National advertisers involved in native advertising, branded content and TV integrated marketing are devoting ever-larger proportions of their TV and digital budgets to these efforts and reporting greater maturity with native advertising, according to research made available to MarketingCharts by Advertiser Perceptions.

The study results are based on a survey of 457 marketer and agency contacts from the Advertiser Perceptions Media Decision Maker Database. All respondents have decision-making oversight in Native, Branded Content and/or Integrated Marketing (the latter defined as “inserting a brand or brand messaging into content,” in this case specific to TV.)

This year respondents estimated allocating fully 28% of their TV and digital budgets to native, which encompasses the aforementioned formats – native ads and branded content for digital efforts and integrated marketing (such as product placements) for TV. That represents an increase from 25% last year and 18% in 2014, reflecting the greater attention paid to these formats.

It’s certainly a sizable portion of the budget going to native now, but rising budgets, at least, have been somewhat expected. For example, a study released late last year by AdMedia Partners found 71% of marketing, media and advertising executives executives anticipating that custom content / native advertising spending would grow by at least 10% this year, up from two-thirds feeling that way about such spending in 2017.

TV integrated marketing budget trends have been more conflicting. Last year Nielsen found that the total number of sponsored integrations on TV during original non-sports primetime programming on broadcast networks had declined for the third consecutive year.

However integrated marketing efforts for TV remain attractive for respondents to the Advertiser Perceptions research, who primarily see their effectiveness in breaking through the increasingly cluttered ad breaks. Data from Kantar Media confirms that despite some chatter about cuts to ad time, primetime TV ad loads haven’t declined in the past year.

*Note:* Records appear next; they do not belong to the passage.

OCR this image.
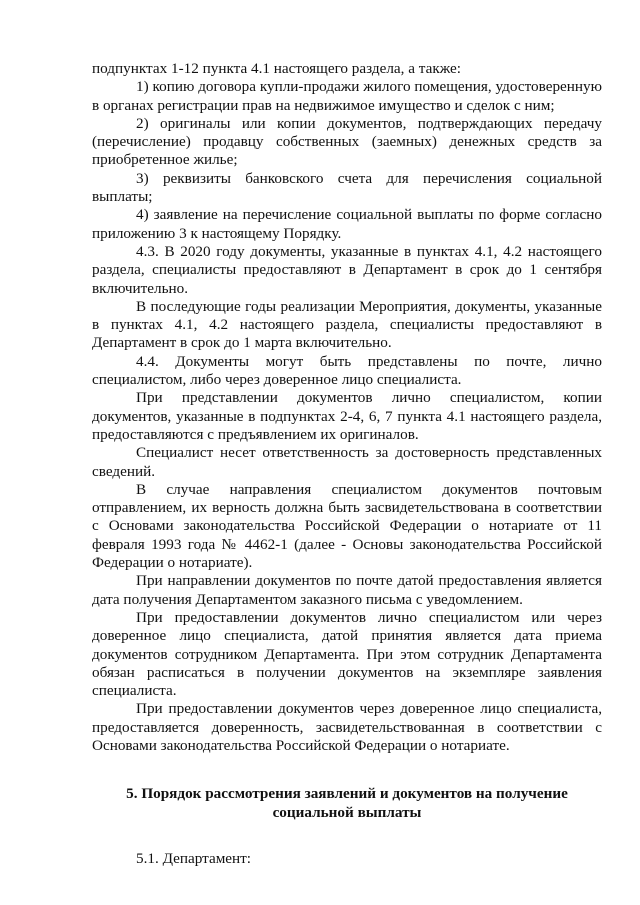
подпунктах 1-12 пункта 4.1 настоящего раздела, а также:

1) копию договора купли-продажи жилого помещения, удостоверенную в органах регистрации прав на недвижимое имущество и сделок с ним;

2) оригиналы или копии документов, подтверждающих передачу (перечисление) продавцу собственных (заемных) денежных средств за приобретенное жилье;

3) реквизиты банковского счета для перечисления социальной выплаты;

4) заявление на перечисление социальной выплаты по форме согласно приложению 3 к настоящему Порядку.

4.3. В 2020 году документы, указанные в пунктах 4.1, 4.2 настоящего раздела, специалисты предоставляют в Департамент в срок до 1 сентября включительно.

В последующие годы реализации Мероприятия, документы, указанные в пунктах 4.1, 4.2 настоящего раздела, специалисты предоставляют в Департамент в срок до 1 марта включительно.

4.4. Документы могут быть представлены по почте, лично специалистом, либо через доверенное лицо специалиста.

При представлении документов лично специалистом, копии документов, указанные в подпунктах 2-4, 6, 7 пункта 4.1 настоящего раздела, предоставляются с предъявлением их оригиналов.

Специалист несет ответственность за достоверность представленных сведений.

В случае направления специалистом документов почтовым отправлением, их верность должна быть засвидетельствована в соответствии с Основами законодательства Российской Федерации о нотариате от 11 февраля 1993 года № 4462-1 (далее - Основы законодательства Российской Федерации о нотариате).

При направлении документов по почте датой предоставления является дата получения Департаментом заказного письма с уведомлением.

При предоставлении документов лично специалистом или через доверенное лицо специалиста, датой принятия является дата приема документов сотрудником Департамента. При этом сотрудник Департамента обязан расписаться в получении документов на экземпляре заявления специалиста.

При предоставлении документов через доверенное лицо специалиста, предоставляется доверенность, засвидетельствованная в соответствии с Основами законодательства Российской Федерации о нотариате.

5. Порядок рассмотрения заявлений и документов на получение социальной выплаты

5.1. Департамент:
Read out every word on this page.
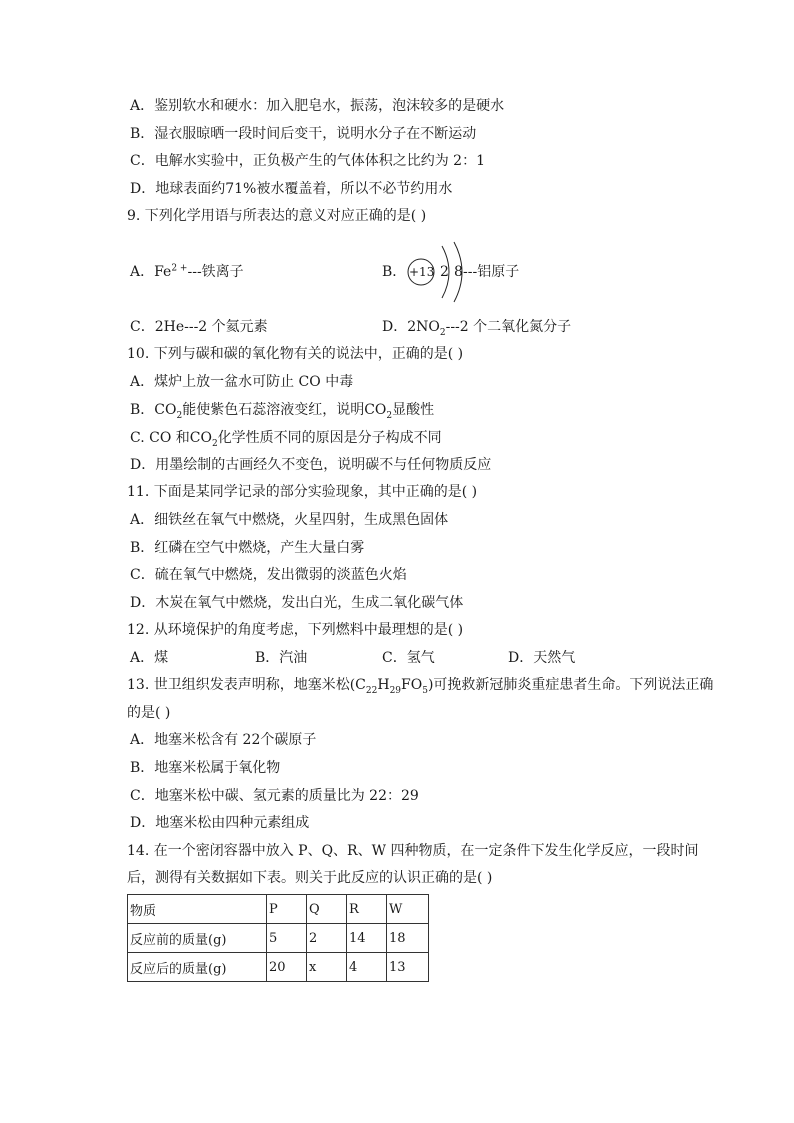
A．鉴别软水和硬水：加入肥皂水，振荡，泡沫较多的是硬水
B．湿衣服晾晒一段时间后变干，说明水分子在不断运动
C．电解水实验中，正负极产生的气体体积之比约为 2：1
D．地球表面约71%被水覆盖着，所以不必节约用水
9. 下列化学用语与所表达的意义对应正确的是( )
A．$Fe^{2 +}---$铁离子	B． +13 2 8 ---铝原子
C．2He---2 个氦元素	D．$2NO_2---2$ 个二氧化氮分子
10. 下列与碳和碳的氧化物有关的说法中，正确的是( )
A．煤炉上放一盆水可防止 CO 中毒
B．$CO_2$能使紫色石蕊溶液变红，说明$CO_2$显酸性
C. CO 和$CO_2$化学性质不同的原因是分子构成不同
D．用墨绘制的古画经久不变色，说明碳不与任何物质反应
11. 下面是某同学记录的部分实验现象，其中正确的是( )
A．细铁丝在氧气中燃烧，火星四射，生成黑色固体
B．红磷在空气中燃烧，产生大量白雾
C．硫在氧气中燃烧，发出微弱的淡蓝色火焰
D．木炭在氧气中燃烧，发出白光，生成二氧化碳气体
12. 从环境保护的角度考虑，下列燃料中最理想的是( )
A．煤	B．汽油	C．氢气	D．天然气
13. 世卫组织发表声明称，地塞米松$(C_{22}H_{29}FO_5)$可挽救新冠肺炎重症患者生命。下列说法正确
的是( )
A．地塞米松含有 22个碳原子
B．地塞米松属于氧化物
C．地塞米松中碳、氢元素的质量比为 22：29
D．地塞米松由四种元素组成
14. 在一个密闭容器中放入 P、Q、R、W 四种物质，在一定条件下发生化学反应，一段时间
后，测得有关数据如下表。则关于此反应的认识正确的是( )
物质	P	Q	R	W
反应前的质量(g)	5	2	14	18
反应后的质量(g)	20	x	4	13
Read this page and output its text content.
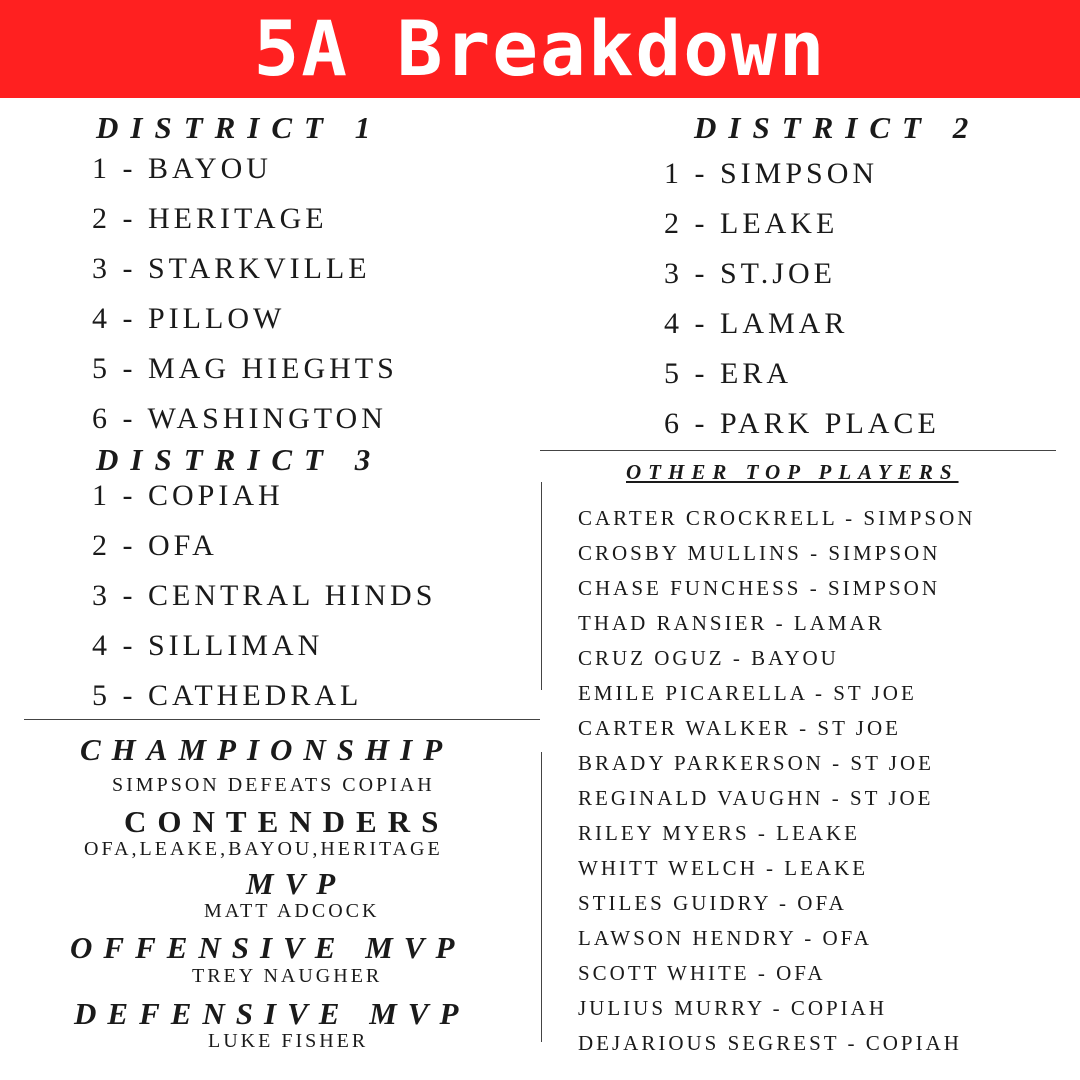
5A Breakdown
DISTRICT 1

1 - BAYOU

2 - HERITAGE

3 - STARKVILLE

4 - PILLOW

5 - MAG HIEGHTS

6 - WASHINGTON

DISTRICT 2

1 - SIMPSON

2 - LEAKE

3 - ST.JOE

4 - LAMAR

5 - ERA

6 - PARK PLACE

DISTRICT 3

1 - COPIAH

2 - OFA

3 - CENTRAL HINDS

4 - SILLIMAN

5 - CATHEDRAL

OTHER TOP PLAYERS

CARTER CROCKRELL - SIMPSON

CROSBY MULLINS - SIMPSON

CHASE FUNCHESS - SIMPSON

THAD RANSIER - LAMAR

CRUZ OGUZ - BAYOU

EMILE PICARELLA - ST JOE

CARTER WALKER - ST JOE

BRADY PARKERSON - ST JOE

REGINALD VAUGHN - ST JOE

RILEY MYERS - LEAKE

WHITT WELCH - LEAKE

STILES GUIDRY - OFA

LAWSON HENDRY - OFA

SCOTT WHITE - OFA

JULIUS MURRY - COPIAH

DEJARIOUS SEGREST - COPIAH

CHAMPIONSHIP

SIMPSON DEFEATS COPIAH

CONTENDERS

OFA,LEAKE,BAYOU,HERITAGE

MVP

MATT ADCOCK

OFFENSIVE MVP

TREY NAUGHER

DEFENSIVE MVP

LUKE FISHER
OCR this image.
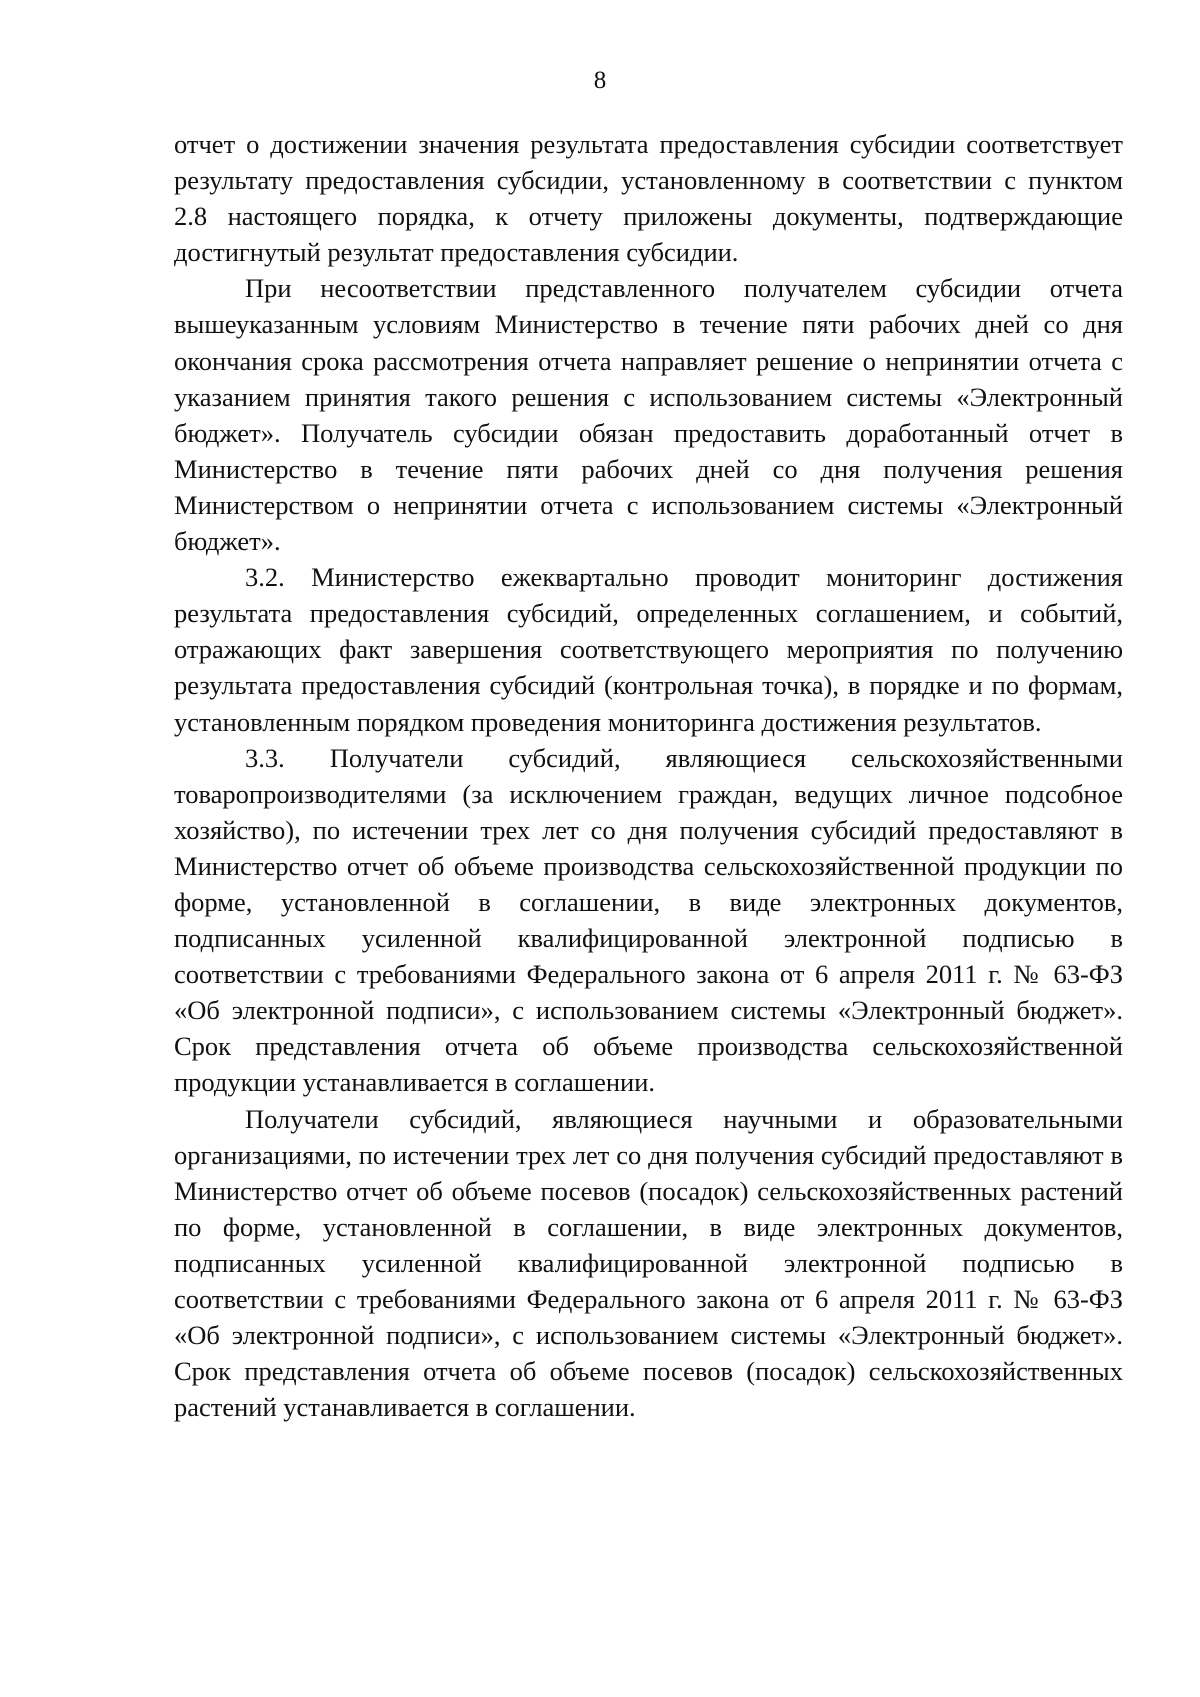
8

отчет о достижении значения результата предоставления субсидии соответствует результату предоставления субсидии, установленному в соответствии с пунктом 2.8 настоящего порядка, к отчету приложены документы, подтверждающие достигнутый результат предоставления субсидии.

При несоответствии представленного получателем субсидии отчета вышеуказанным условиям Министерство в течение пяти рабочих дней со дня окончания срока рассмотрения отчета направляет решение о непринятии отчета с указанием принятия такого решения с использованием системы «Электронный бюджет». Получатель субсидии обязан предоставить доработанный отчет в Министерство в течение пяти рабочих дней со дня получения решения Министерством о непринятии отчета с использованием системы «Электронный бюджет».

3.2. Министерство ежеквартально проводит мониторинг достижения результата предоставления субсидий, определенных соглашением, и событий, отражающих факт завершения соответствующего мероприятия по получению результата предоставления субсидий (контрольная точка), в порядке и по формам, установленным порядком проведения мониторинга достижения результатов.

3.3. Получатели субсидий, являющиеся сельскохозяйственными товаропроизводителями (за исключением граждан, ведущих личное подсобное хозяйство), по истечении трех лет со дня получения субсидий предоставляют в Министерство отчет об объеме производства сельскохозяйственной продукции по форме, установленной в соглашении, в виде электронных документов, подписанных усиленной квалифицированной электронной подписью в соответствии с требованиями Федерального закона от 6 апреля 2011 г. № 63-ФЗ «Об электронной подписи», с использованием системы «Электронный бюджет». Срок представления отчета об объеме производства сельскохозяйственной продукции устанавливается в соглашении.

Получатели субсидий, являющиеся научными и образовательными организациями, по истечении трех лет со дня получения субсидий предоставляют в Министерство отчет об объеме посевов (посадок) сельскохозяйственных растений по форме, установленной в соглашении, в виде электронных документов, подписанных усиленной квалифицированной электронной подписью в соответствии с требованиями Федерального закона от 6 апреля 2011 г. № 63-ФЗ «Об электронной подписи», с использованием системы «Электронный бюджет». Срок представления отчета об объеме посевов (посадок) сельскохозяйственных растений устанавливается в соглашении.
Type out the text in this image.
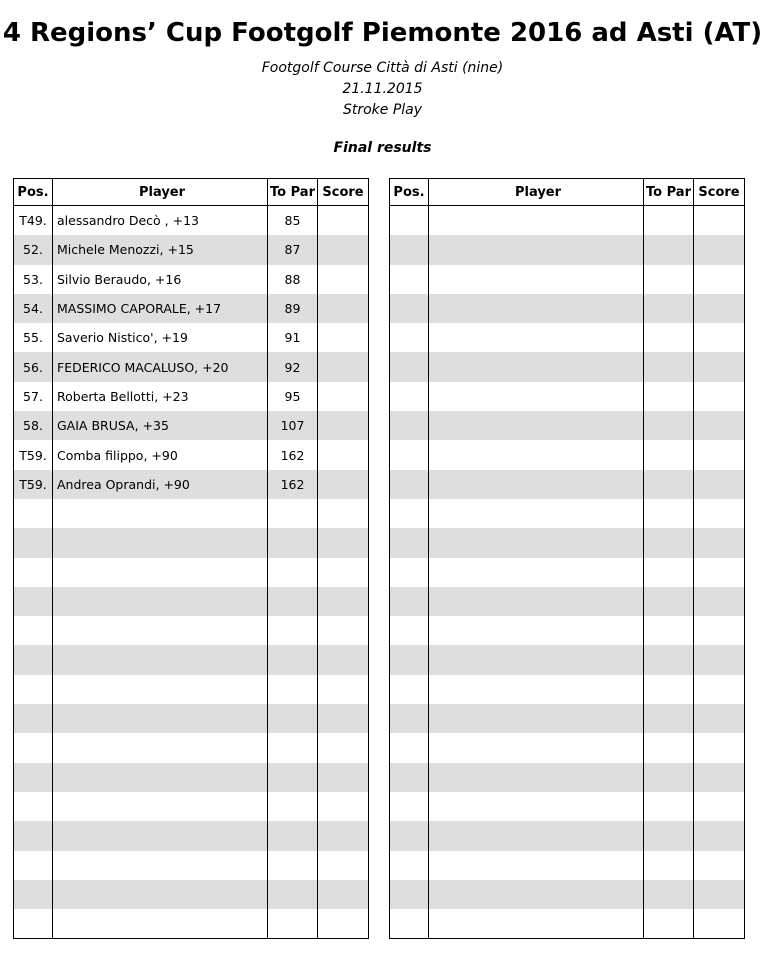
4 Regions’ Cup Footgolf Piemonte 2016 ad Asti (AT)
Footgolf Course Città di Asti (nine)
21.11.2015
Stroke Play
Final results
Pos.	Player	To Par	Score
T49.	alessandro Decò , +13	85	
52.	Michele Menozzi, +15	87	
53.	Silvio Beraudo, +16	88	
54.	MASSIMO CAPORALE, +17	89	
55.	Saverio Nistico', +19	91	
56.	FEDERICO MACALUSO, +20	92	
57.	Roberta Bellotti, +23	95	
58.	GAIA BRUSA, +35	107	
T59.	Comba filippo, +90	162	
T59.	Andrea Oprandi, +90	162	

Pos.	Player	To Par	Score
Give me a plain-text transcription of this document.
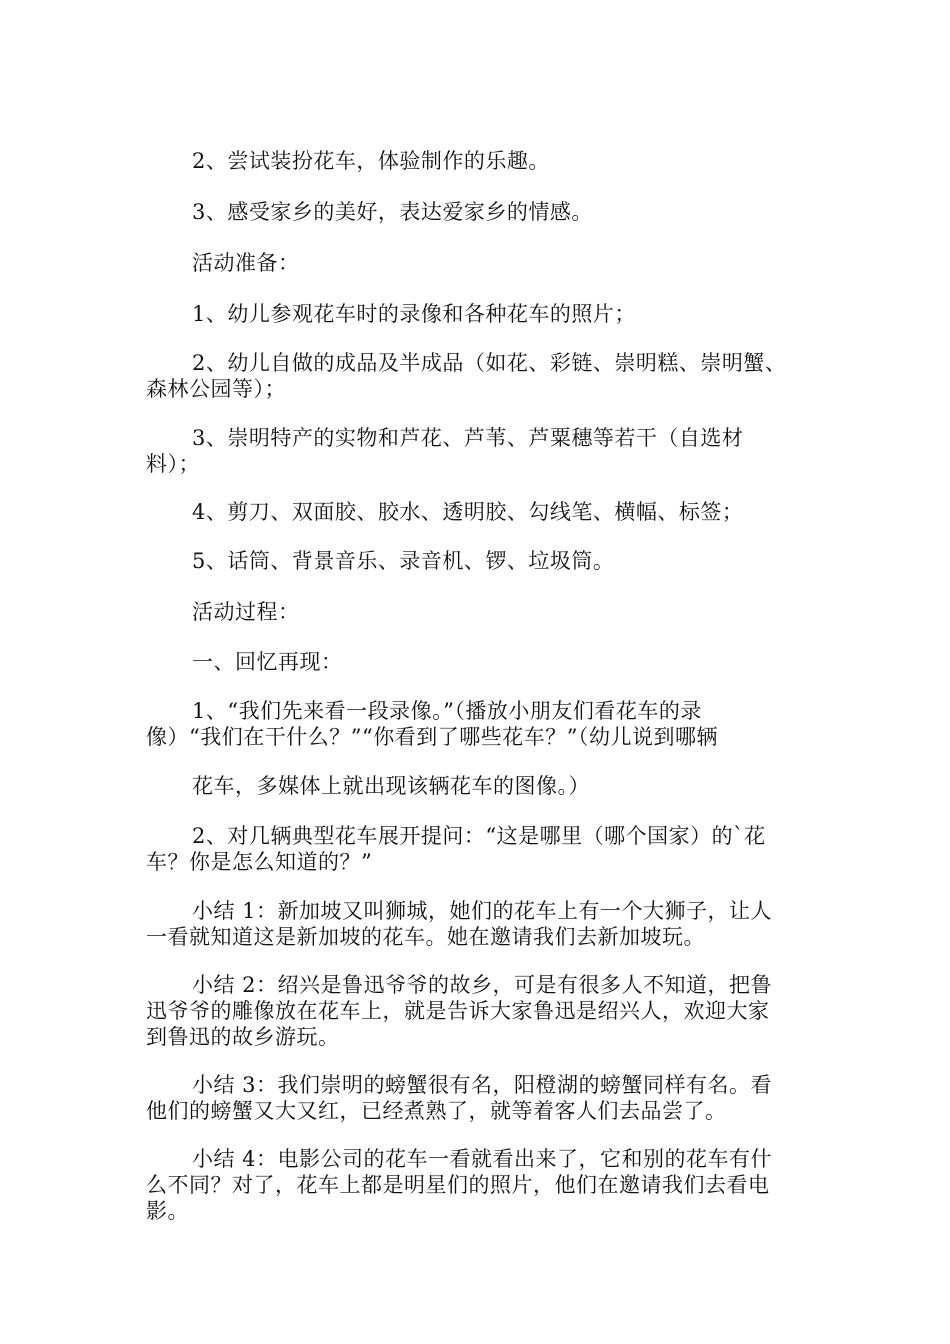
2、尝试装扮花车，体验制作的乐趣。
3、感受家乡的美好，表达爱家乡的情感。
活动准备：
1、幼儿参观花车时的录像和各种花车的照片；
2、幼儿自做的成品及半成品（如花、彩链、崇明糕、崇明蟹、
森林公园等）；
3、崇明特产的实物和芦花、芦苇、芦粟穗等若干（自选材
料）；
4、剪刀、双面胶、胶水、透明胶、勾线笔、横幅、标签；
5、话筒、背景音乐、录音机、锣、垃圾筒。
活动过程：
一、回忆再现：
1、“我们先来看一段录像。”（播放小朋友们看花车的录
像）“我们在干什么？”“你看到了哪些花车？”（幼儿说到哪辆
花车，多媒体上就出现该辆花车的图像。）
2、对几辆典型花车展开提问：“这是哪里（哪个国家）的`花
车？你是怎么知道的？”
小结 1：新加坡又叫狮城，她们的花车上有一个大狮子，让人
一看就知道这是新加坡的花车。她在邀请我们去新加坡玩。
小结 2：绍兴是鲁迅爷爷的故乡，可是有很多人不知道，把鲁
迅爷爷的雕像放在花车上，就是告诉大家鲁迅是绍兴人，欢迎大家
到鲁迅的故乡游玩。
小结 3：我们崇明的螃蟹很有名，阳橙湖的螃蟹同样有名。看
他们的螃蟹又大又红，已经煮熟了，就等着客人们去品尝了。
小结 4：电影公司的花车一看就看出来了，它和别的花车有什
么不同？对了，花车上都是明星们的照片，他们在邀请我们去看电
影。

Meanwhile, returning to native advertising, the Advertiser Perceptions results indicate that two-thirds of national advertisers now include native regularly and consider it a key part of their digital strategy. By contrast, far fewer are only beginning to adopt and use (26%) or test (8%) native, indicating greater maturity. (It’s worth noting that these results are among those involved in native and branded content decisions, as opposed to the wider advertising community.)

In terms of their digital efforts, respondents overall estimated allocating 54% of the native budget to branded content against 46% to native advertising. As regards the native advertising portion, 40% of efforts are bought programmatically, per the research.

Other Highlights

Further highlights from the research follow.

  • The top reasons why advertisers are using native advertising and branded content are because they: are effective at building brand awareness; effectively influence consumers’ perceptions of the brand; and enhance the user’s experience and add value. Previous data from Nielsen supports these results, having found that branded content (including TV show brand integrations) are more effective than pre-roll video ads across several KPIs.
  • Native ads and branded content spending is fairly evenly split across performance-focused and brand-focused campaigns. The former count actual sales/traffic to stores and e-commerce sites as their main objective, while the latter count awareness of products and services as their top objective.
  • Although integrated marketing campaigns on TV continue to mainly have branding objectives (building awareness and increasing consideration/preference/purchase intent), advertisers are also imposing sales conversion and customer acquisition goals on these placements.
  • 3 in 4 advertisers find it very or somewhat important to retain ownership of publisher developed content and advertisers report retaining almost two-thirds (64%) of publisher-developed content, up from 56% last year.